Kennington, Annie Rebecca Seward, Reminiscences, in Pioneer Pathways [1998- ], 9:286.
When I was a young lady, Mum and I converted to the teachings of The Church of Jesus Christ of Latter–day Saints, and the desire grew within us to gather in "Zion" with others of our faith. In 1863, after a long and weary sea voyage, we reached Halifax, Canada. From there we boarded a train to Council Bluffs, Iowa.
Brigham Young, the great leader that he was, sent men with their teams and wagons back across the plains, some as far as the Missouri River, to help poor immigrants like ourselves come to Utah. One of them in the Rosel Hyde Company, William Henry Kennington, was a fine young man who insisted that Mum and I ride in his wagon. We departed Florence, Nebraska, on August 11, 1863, in a party of about three hundred. That trip across the plains was one we would never forget.
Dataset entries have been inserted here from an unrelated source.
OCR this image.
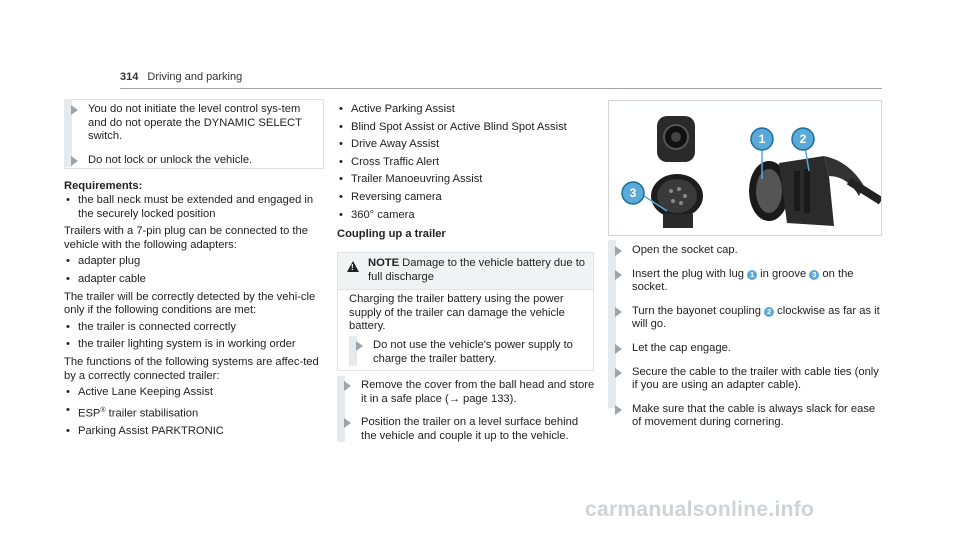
314 Driving and parking
You do not initiate the level control sys-tem and do not operate the DYNAMIC SELECT switch.
Do not lock or unlock the vehicle.
Requirements:
• the ball neck must be extended and engaged in the securely locked position
Trailers with a 7-pin plug can be connected to the vehicle with the following adapters:
• adapter plug
• adapter cable
The trailer will be correctly detected by the vehi-cle only if the following conditions are met:
• the trailer is connected correctly
• the trailer lighting system is in working order
The functions of the following systems are affec-ted by a correctly connected trailer:
• Active Lane Keeping Assist
• ESP® trailer stabilisation
• Parking Assist PARKTRONIC
• Active Parking Assist
• Blind Spot Assist or Active Blind Spot Assist
• Drive Away Assist
• Cross Traffic Alert
• Trailer Manoeuvring Assist
• Reversing camera
• 360° camera
Coupling up a trailer
! NOTE Damage to the vehicle battery due to full discharge
Charging the trailer battery using the power supply of the trailer can damage the vehicle battery.
Do not use the vehicle's power supply to charge the trailer battery.
Remove the cover from the ball head and store it in a safe place (→ page 133).
Position the trailer on a level surface behind the vehicle and couple it up to the vehicle.
1	2
3
Open the socket cap.
Insert the plug with lug 1 in groove 3 on the socket.
Turn the bayonet coupling 2 clockwise as far as it will go.
Let the cap engage.
Secure the cable to the trailer with cable ties (only if you are using an adapter cable).
Make sure that the cable is always slack for ease of movement during cornering.
carmanualsonline.info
Quite a fright we had on the Green River in Wyoming when the current swerved the team and wagon, causing us to drift downstream. Though young Kennington swam for help, we were rescued before he was able to acquire it. Upon reaching the safety of the embankment, I remarked, "Will tried to get rid of me, but couldn't!"
We arrived in the Valley of the Great Salt Lake on October 13, 1863, and settled in Tooele, Utah, where the Kennington family lived.